In closing, I would like to offer my advice for improving future articles (if you even bother). 1. Take the time to read the comments on your own articles. If you read the comments of "6 Web How-To's That Are Apparently For Supervillains", you would have seen readers pointing out this issue, 2. Write about something you're actually interested in/excited/angry about. This will show in your writing, and will make it easier to 3. Actually research your topic (and by that I mean READ and UNDERSTAND your sources. If you can't understand, the majority of your readership probably wont either. If you need help, ask someone on the internet. There are plenty of sources online for you to learn about topics you're interested in but don't understand). By understanding the concepts on which you write, you will be able to actually create interesting, detailed, and perhaps even comedic articles without resorting to distorting the facts, and using cheap sensationalist tactics to excite your writing.
Good day, and good luck.
Your TL;DR was TL;DR.
You're kind of a jerk, but still awesome.
As a physicist, thank you.
wow! it's almost like deitle crapped in your cornflakes this morning.

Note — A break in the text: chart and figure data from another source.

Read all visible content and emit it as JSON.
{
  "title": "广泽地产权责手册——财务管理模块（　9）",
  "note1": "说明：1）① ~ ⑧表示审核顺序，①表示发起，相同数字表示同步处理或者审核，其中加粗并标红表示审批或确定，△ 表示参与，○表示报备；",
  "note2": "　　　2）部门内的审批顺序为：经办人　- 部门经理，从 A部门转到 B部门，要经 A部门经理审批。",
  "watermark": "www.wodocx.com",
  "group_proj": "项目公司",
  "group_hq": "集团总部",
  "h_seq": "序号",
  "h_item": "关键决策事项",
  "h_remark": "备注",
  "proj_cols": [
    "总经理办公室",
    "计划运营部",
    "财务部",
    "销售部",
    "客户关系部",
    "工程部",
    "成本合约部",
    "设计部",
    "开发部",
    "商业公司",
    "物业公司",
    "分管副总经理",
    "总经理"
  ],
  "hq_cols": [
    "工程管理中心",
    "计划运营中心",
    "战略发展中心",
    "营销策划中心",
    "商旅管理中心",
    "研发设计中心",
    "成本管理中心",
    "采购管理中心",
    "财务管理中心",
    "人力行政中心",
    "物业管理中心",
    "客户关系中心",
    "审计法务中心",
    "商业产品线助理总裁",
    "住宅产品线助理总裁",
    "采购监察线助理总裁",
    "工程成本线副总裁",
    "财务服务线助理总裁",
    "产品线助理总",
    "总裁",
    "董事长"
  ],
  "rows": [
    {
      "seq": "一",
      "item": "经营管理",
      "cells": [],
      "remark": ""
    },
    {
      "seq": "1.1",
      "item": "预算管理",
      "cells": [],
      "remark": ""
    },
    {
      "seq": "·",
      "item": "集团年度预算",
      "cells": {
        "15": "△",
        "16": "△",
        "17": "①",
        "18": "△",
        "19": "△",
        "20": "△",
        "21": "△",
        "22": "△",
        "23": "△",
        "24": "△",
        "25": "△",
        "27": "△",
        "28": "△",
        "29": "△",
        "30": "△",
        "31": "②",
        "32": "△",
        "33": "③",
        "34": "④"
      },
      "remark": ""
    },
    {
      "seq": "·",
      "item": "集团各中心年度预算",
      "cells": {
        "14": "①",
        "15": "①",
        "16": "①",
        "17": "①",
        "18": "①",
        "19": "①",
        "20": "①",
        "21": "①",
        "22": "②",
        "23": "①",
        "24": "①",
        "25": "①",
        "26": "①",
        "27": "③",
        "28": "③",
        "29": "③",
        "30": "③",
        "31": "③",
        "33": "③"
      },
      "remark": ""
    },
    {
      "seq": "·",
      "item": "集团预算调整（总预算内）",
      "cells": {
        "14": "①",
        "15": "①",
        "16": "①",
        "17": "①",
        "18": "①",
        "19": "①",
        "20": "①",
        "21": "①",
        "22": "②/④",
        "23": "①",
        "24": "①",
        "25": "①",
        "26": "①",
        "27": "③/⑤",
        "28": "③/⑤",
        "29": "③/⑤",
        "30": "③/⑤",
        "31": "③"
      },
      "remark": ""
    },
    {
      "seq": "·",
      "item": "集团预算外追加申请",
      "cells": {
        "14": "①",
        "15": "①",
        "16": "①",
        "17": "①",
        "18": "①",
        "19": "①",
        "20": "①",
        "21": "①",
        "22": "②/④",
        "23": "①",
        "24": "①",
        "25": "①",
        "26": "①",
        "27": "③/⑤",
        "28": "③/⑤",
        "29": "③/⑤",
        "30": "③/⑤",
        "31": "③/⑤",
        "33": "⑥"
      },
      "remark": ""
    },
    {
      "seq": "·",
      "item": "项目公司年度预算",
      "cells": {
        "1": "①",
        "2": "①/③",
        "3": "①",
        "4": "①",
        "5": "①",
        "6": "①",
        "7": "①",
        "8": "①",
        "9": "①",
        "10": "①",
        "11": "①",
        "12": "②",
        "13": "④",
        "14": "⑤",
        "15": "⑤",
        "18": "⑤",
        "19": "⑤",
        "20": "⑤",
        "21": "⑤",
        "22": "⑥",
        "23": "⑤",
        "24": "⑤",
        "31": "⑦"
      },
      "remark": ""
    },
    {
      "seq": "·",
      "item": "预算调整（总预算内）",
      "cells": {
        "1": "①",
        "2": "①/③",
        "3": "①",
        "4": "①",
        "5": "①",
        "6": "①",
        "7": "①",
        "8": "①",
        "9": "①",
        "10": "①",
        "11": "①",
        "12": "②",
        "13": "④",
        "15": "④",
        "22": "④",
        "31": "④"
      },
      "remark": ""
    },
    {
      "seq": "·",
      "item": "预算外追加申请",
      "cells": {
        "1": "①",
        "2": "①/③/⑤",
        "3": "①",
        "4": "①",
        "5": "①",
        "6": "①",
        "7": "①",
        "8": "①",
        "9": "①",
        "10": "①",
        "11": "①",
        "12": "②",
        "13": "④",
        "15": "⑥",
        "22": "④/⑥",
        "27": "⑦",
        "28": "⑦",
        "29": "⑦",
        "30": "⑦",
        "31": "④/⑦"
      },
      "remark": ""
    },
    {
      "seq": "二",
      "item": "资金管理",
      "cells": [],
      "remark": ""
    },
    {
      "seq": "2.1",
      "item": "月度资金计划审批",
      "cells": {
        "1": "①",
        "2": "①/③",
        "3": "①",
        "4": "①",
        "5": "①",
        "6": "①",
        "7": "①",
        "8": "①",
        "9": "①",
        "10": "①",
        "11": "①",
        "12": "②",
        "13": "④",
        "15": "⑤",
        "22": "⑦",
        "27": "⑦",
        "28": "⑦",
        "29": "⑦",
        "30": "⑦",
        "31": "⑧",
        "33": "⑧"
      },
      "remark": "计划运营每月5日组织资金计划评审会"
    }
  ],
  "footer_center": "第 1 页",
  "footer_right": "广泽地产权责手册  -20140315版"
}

Your comment explains better than I ever could why I typically avoid them. Your argument is that I use insulting hyperlinking and lumped fusion and fission reactors together as nuclear, when they are both clearly nukeular.
Thank you, I will know better next time than to wander down into the comments where I will no doubt in the future suffer your slings and arrows when I haphazardly include 3 links in one sentence and mistakingly include both plants AND animals under the heading "life forms."
Thank you sir, your hard work and bewildering rage managed to consume 2 minutes of my life.
I re-read the article after Vodstok and your comments and it's true - he never says Hahn built a fission reactor, or that the materials in Olson's were radioactive. I presume he just couldn't find a way to fit in those factlets that wouldn't have come across as careless and insulting posturing getting in the way of jokes. Heh, now I'll actually remember his name, thanks nerd-rager. Go Dietle.
"In conclusion"
*Next paragraph* "In closing"
Dude, this is Cracked, not freakin' CNN, or something. You DO understand the concept of "comedy", don't you?
I couldn't finish reading this... I lost it at 'many other readers have pointed out...' So why are you pointing out the same thing?
You also go into an INSANE amount of detail that I personally could not care less about, instead of making your points in a compact manner, and providing search terms that those who care can Google.
And really, it's a comedy article, not something from New Science or something.
Number 1 is the most amazing thing I'vve ever read.
ReplyWhy isn't he marketing this!?
He actually is. He's hoping for a public beta in a few months.
Seriously, just Google Project Jarvis, you'll end up finding his blog.